[Holland by Thomas Colley Grattan]@TWC D-Link bookHolland CHAPTER IV 11/26
Sometimes appeared in those documents the vague and imposing title of "the great Frison," applied to some popular leader.
All this confusion tends to prove, on the authority of the historians of the epoch, and the charters so carefully collected by the learned, that this question, now so impossible to solve, was even then not rightly understood--what were really those fierce and redoubtable Frisons in their popular and political relations? The fact is, that liberty was a matter so difficult to be comprehended by the writers of those times that Froissart gave as his opinion, about the year 1380, that the Frisons were a most unreasonable race, for not recognizing the authority and power of the great lords. The eleventh century had been for the Netherlands (with the exception of Friesland and Flanders) an epoch of organization; and had nearly fixed the political existence of the provinces, which were so long confounded in the vast possessions of the empire.

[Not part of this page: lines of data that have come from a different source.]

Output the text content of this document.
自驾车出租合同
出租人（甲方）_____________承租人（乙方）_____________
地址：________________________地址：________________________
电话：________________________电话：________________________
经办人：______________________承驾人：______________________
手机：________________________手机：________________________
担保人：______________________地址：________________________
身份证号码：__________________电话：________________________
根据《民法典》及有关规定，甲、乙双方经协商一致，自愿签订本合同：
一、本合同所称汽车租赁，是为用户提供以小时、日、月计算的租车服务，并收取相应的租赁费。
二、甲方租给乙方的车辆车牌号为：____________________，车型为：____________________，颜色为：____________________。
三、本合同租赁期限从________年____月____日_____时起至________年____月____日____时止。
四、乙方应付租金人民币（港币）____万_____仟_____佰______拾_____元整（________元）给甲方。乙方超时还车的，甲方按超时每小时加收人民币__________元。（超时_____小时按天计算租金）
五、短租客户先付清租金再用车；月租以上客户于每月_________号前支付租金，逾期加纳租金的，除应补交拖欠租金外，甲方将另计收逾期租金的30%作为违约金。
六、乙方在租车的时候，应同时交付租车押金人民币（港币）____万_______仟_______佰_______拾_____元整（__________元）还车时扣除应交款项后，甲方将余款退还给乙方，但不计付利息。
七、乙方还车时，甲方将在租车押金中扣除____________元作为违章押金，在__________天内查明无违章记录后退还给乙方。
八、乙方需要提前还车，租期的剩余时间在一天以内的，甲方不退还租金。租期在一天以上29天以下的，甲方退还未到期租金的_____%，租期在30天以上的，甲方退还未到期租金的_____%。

It is therefore important to ascertain under what influence and on what basis these provinces became consolidated at that period.
Holland and Zealand, animated by the spirit which we may fairly distinguish under the mingled title of Saxon and maritime, countries scarcely accessible, and with a vigorous population, possessed, in the descendants of Thierry I., a race of national chieftains who did not attempt despotic rule over so unconquerable a people.
In Brabant, the maritime towns of Berg-op-Zoom and Antwerp formed, in the Flemish style, so many republics, small but not insignificant; while the southern parts of the province were under the sway of a nobility who crushed, trampled on, or sold their vassals at their pleasure or caprice.